STASI: SU DIFFERENZIATA RESPONSABILITA’ TOTALMENTE DELLA POLITICA

L’azienda, piuttosto di incaricare i propri comunicatori per rispondere ai comunicati stampa, incarichi i propri contabili per pagare gli addetti al servizio di raccolta. Visto che la valuta del bonifico da parte del Comune è 26.01. E si prodighi per rimediare ai disagi causati alla città da questi ritardi. Per quanto riguarda la differenziata, invece, l’azienda che si occupa del servizio si è sentita impropriamente tirata in causa. Ma siamo perfettamente consapevoli che su questo aspetto le responsabilità sono totalmente della politica. È il capitolato d’appalto che non impone al concessionario le misure necessarie per realizzare una vera raccolta differenziata. Non prevede l’eliminazione dei cassonetti. Non impone la raccolta differenziata spinta su tutto il territorio. Non permette all’ente di incamerare i proventi della vendita della raccolta differenziata.
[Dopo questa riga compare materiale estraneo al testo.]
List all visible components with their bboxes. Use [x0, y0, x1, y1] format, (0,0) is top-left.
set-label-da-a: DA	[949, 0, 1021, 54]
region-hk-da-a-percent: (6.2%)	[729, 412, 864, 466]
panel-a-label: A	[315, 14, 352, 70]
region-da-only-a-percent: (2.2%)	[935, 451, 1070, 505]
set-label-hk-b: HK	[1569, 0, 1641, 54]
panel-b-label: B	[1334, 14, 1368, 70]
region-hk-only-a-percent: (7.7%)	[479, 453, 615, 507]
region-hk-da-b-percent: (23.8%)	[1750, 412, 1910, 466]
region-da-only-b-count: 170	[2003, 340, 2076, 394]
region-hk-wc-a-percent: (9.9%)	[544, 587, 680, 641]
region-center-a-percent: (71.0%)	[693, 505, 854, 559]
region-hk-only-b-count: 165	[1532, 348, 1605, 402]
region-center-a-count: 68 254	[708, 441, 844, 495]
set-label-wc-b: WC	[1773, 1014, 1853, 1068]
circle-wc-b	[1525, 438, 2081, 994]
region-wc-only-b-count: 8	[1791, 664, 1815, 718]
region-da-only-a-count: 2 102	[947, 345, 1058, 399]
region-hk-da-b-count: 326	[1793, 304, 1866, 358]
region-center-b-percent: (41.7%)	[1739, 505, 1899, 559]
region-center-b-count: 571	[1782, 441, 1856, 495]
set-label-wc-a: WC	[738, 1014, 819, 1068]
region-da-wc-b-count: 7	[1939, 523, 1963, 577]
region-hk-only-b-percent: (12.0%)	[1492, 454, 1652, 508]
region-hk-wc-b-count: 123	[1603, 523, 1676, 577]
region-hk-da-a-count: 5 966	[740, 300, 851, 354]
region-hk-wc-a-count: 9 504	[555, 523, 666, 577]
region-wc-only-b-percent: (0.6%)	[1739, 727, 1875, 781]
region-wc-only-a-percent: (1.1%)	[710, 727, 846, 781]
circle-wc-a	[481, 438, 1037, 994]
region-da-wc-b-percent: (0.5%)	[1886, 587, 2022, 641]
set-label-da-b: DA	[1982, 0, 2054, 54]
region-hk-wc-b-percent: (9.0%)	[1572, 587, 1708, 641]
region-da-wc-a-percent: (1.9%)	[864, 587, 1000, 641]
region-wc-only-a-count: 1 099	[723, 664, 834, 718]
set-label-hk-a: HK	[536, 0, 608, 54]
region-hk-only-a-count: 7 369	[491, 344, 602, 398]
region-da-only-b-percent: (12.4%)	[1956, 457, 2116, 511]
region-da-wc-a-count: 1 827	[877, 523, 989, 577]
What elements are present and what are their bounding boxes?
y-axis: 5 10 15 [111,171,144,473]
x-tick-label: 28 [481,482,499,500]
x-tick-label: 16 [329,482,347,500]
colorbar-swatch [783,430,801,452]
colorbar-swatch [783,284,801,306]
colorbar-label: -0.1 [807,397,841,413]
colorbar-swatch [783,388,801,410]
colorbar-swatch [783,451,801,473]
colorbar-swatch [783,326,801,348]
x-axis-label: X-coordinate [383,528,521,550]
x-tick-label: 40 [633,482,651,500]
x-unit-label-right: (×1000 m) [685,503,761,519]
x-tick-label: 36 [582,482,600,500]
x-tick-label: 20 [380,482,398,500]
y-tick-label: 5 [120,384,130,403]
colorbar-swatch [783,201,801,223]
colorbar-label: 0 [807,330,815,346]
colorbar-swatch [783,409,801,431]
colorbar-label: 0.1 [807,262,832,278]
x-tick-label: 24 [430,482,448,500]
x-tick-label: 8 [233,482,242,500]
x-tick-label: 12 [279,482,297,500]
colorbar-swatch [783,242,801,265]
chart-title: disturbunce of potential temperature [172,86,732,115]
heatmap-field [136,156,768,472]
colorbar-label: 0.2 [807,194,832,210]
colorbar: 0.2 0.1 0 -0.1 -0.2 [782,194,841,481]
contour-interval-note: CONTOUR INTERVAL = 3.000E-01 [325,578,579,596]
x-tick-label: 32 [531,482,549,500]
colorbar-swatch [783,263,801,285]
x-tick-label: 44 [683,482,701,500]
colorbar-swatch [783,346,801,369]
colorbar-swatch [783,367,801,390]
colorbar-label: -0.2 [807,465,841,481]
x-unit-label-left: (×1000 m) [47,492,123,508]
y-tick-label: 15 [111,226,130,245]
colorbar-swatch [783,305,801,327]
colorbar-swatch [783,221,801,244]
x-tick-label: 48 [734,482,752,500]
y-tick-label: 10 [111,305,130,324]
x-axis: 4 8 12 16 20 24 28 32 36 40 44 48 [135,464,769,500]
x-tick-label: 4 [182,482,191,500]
Non solo. L’attuale configurazione del servizio non crea le condizioni per premiare sulla TARI i cittadini che differenziano e penalizzare quelli che non lo fanno. Che è l’unico modo per realizzare una ottima raccolta differenziata. E risparmiare milioni di euro sui conferimenti presso impianti e discariche. E del resto è evidente da anni che è proprio il sistema pubblico-privato di gestione dei rifiuti ad essere fallimentare. Ed è quello che blocca ogni tentativo di rendere virtuoso il sistema. Il sistema impiantistico di cui si sta avviando la realizzazione in questi mesi in Calabria, per esempio, era praticamente già obsoleto 10 anni fa.

STASI: UN CAMBIAMENTO E’ INEVITABILE

E di certo questo non è affatto responsabilità delle aziende. Le quali rispondono giustamente alle gare prodotte dalla pubblica amministrazione per raggiungere il proprio scopo sociale. Ma è tutto delle istituzioni pubbliche e soprattutto della Regione Calabria. In cui si annidano, e lo diciamo pubblicamente, interessi torbidi e cristalline incompetenze. Ovviamente siamo più che consapevoli di non rientrare tra le simpatie di chi intende continuare a investire nei disastri della pubblica amministrazione. Per esempio nelle discariche. Tuttavia un cambiamento, sia chiaro, è inevitabile. Tanto il pubblico quanto il privato dovranno investire in un ciclo dei rifiuti virtuoso. Che significa anche investire nel territorio e creare maggiori posti di lavoro.